Though the weather cools down quickly in the fall, ticks and fleas are still a major issue. These tiny pests are a hardy bunch, capable of surviving the first frost. In addition to continuing to follow a flea and tick prevention routine, eliminate their favorite environments in the yard: the leaf and garden litter piles. Speaking of lawns, mushrooms sprout up on lawns, under trees, in fields and on logs during the fall. While most mushrooms won't make your pet sick if ingested, several varieties are highly toxic, so it is best to avoid them altogether.
Use extreme caution when using mouse and rodent control products inside your home during the fall. Many products on the market are highly toxic to pets. We can offer guidance on pet-friendly control products for your home, making sure your pet stays safe and the rodents stay out.

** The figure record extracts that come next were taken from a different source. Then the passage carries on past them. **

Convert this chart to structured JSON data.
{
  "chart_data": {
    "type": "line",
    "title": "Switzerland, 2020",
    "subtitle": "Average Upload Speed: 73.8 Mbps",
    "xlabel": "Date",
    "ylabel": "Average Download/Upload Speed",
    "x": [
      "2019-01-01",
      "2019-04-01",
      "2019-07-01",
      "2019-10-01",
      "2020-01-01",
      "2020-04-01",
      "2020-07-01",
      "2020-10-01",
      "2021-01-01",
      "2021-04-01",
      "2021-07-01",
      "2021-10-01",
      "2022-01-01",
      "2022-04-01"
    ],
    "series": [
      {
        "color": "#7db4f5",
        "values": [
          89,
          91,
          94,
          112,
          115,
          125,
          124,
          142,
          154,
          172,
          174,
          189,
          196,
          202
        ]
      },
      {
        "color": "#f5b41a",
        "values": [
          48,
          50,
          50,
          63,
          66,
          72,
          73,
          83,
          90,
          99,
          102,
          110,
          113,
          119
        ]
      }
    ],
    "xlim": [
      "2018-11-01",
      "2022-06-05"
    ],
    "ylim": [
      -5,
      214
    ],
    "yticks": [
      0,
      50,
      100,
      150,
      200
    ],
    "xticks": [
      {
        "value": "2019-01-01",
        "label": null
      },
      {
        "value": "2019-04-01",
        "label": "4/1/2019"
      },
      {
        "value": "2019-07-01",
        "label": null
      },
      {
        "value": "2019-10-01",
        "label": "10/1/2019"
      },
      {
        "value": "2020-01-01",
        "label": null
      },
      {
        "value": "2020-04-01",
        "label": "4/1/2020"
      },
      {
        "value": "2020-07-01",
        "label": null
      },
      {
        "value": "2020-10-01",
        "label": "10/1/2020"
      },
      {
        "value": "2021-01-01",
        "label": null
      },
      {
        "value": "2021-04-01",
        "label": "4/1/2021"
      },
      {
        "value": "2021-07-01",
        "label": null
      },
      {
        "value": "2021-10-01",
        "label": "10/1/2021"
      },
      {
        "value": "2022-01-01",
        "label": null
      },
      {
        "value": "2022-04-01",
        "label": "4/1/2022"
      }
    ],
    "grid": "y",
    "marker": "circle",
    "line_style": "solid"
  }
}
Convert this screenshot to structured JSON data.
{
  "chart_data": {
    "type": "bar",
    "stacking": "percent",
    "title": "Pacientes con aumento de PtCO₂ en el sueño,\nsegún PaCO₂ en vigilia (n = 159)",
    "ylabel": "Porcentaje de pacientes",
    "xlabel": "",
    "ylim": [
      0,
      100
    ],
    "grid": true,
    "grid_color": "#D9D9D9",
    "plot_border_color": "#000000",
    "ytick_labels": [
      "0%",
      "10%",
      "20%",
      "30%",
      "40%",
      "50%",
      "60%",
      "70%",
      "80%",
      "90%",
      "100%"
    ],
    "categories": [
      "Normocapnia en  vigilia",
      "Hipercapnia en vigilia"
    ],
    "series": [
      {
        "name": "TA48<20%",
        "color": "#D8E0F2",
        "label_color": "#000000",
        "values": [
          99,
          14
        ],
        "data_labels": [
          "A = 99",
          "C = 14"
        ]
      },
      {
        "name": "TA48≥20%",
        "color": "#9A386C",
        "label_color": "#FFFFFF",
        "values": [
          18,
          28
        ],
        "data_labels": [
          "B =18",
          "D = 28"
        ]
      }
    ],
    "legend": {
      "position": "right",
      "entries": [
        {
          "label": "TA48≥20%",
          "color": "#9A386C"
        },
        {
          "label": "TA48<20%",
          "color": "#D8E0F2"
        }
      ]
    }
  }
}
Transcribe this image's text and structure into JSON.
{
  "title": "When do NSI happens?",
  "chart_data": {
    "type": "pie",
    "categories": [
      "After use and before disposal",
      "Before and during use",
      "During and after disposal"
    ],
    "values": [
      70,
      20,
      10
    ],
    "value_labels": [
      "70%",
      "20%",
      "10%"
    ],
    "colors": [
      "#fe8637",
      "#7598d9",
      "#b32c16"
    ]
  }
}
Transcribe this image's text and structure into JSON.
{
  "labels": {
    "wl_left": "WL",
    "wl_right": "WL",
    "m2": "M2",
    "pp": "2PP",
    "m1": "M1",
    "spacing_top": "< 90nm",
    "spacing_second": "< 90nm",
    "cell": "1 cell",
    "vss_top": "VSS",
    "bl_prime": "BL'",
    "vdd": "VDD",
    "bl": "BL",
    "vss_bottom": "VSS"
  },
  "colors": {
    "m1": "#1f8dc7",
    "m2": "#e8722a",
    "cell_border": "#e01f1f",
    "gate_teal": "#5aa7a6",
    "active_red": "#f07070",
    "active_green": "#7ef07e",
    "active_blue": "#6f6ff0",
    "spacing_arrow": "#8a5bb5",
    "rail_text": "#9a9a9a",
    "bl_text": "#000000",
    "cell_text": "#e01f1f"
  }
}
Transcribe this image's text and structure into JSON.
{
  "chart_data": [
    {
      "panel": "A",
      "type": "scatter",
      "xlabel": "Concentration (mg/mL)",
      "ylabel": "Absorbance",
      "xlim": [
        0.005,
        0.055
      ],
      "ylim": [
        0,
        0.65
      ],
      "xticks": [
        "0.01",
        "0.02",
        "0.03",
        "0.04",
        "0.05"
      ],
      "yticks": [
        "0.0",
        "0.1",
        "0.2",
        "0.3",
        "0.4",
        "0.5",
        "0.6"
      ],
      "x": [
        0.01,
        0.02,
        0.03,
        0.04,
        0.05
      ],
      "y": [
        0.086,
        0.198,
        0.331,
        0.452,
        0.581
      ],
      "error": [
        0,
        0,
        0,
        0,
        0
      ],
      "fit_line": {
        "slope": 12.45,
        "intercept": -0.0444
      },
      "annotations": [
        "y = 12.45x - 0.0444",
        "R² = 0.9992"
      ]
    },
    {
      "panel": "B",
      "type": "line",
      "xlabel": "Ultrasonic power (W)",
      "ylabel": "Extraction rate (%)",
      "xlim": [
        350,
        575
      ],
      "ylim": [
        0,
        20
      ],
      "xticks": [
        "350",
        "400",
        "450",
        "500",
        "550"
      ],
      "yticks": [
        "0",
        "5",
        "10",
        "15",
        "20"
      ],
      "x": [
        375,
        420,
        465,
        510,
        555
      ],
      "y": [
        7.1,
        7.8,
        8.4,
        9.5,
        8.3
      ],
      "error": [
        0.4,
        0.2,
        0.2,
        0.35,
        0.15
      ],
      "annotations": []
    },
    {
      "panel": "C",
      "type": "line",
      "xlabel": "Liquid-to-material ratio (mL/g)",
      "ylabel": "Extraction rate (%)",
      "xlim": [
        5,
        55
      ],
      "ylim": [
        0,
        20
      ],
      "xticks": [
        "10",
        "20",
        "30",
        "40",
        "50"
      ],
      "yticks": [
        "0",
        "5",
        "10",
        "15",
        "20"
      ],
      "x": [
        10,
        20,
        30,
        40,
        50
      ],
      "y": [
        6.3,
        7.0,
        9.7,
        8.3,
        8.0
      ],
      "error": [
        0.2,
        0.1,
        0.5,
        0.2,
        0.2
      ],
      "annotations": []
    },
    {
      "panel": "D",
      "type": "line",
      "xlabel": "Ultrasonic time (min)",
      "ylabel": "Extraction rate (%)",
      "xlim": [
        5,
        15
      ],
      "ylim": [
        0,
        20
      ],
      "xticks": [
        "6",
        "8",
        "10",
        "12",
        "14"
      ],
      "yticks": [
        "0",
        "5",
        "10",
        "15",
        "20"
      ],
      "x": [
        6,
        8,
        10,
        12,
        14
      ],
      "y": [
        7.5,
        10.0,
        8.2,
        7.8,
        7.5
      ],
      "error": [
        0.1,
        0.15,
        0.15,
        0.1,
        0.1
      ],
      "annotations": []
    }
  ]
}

Another area to keep in mind as we move into fall is the changing nutritional needs of our furry friends. Cooler temperatures require more energy from our pets to stay warm, meaning they may need to have daily feedings adjusted. Contact us for information on making healthy changes to diets. And while she might not agree with diet changes, this doesn't mean she should turn to your kids' school supplies for a snack. While common school supplies such as glue sticks, pencils and markers are generally considered low toxicity, they can cause gastrointestinal issues and blockages if ingested. The only paws that should be able to grasp school supplies should have opposable thumbs.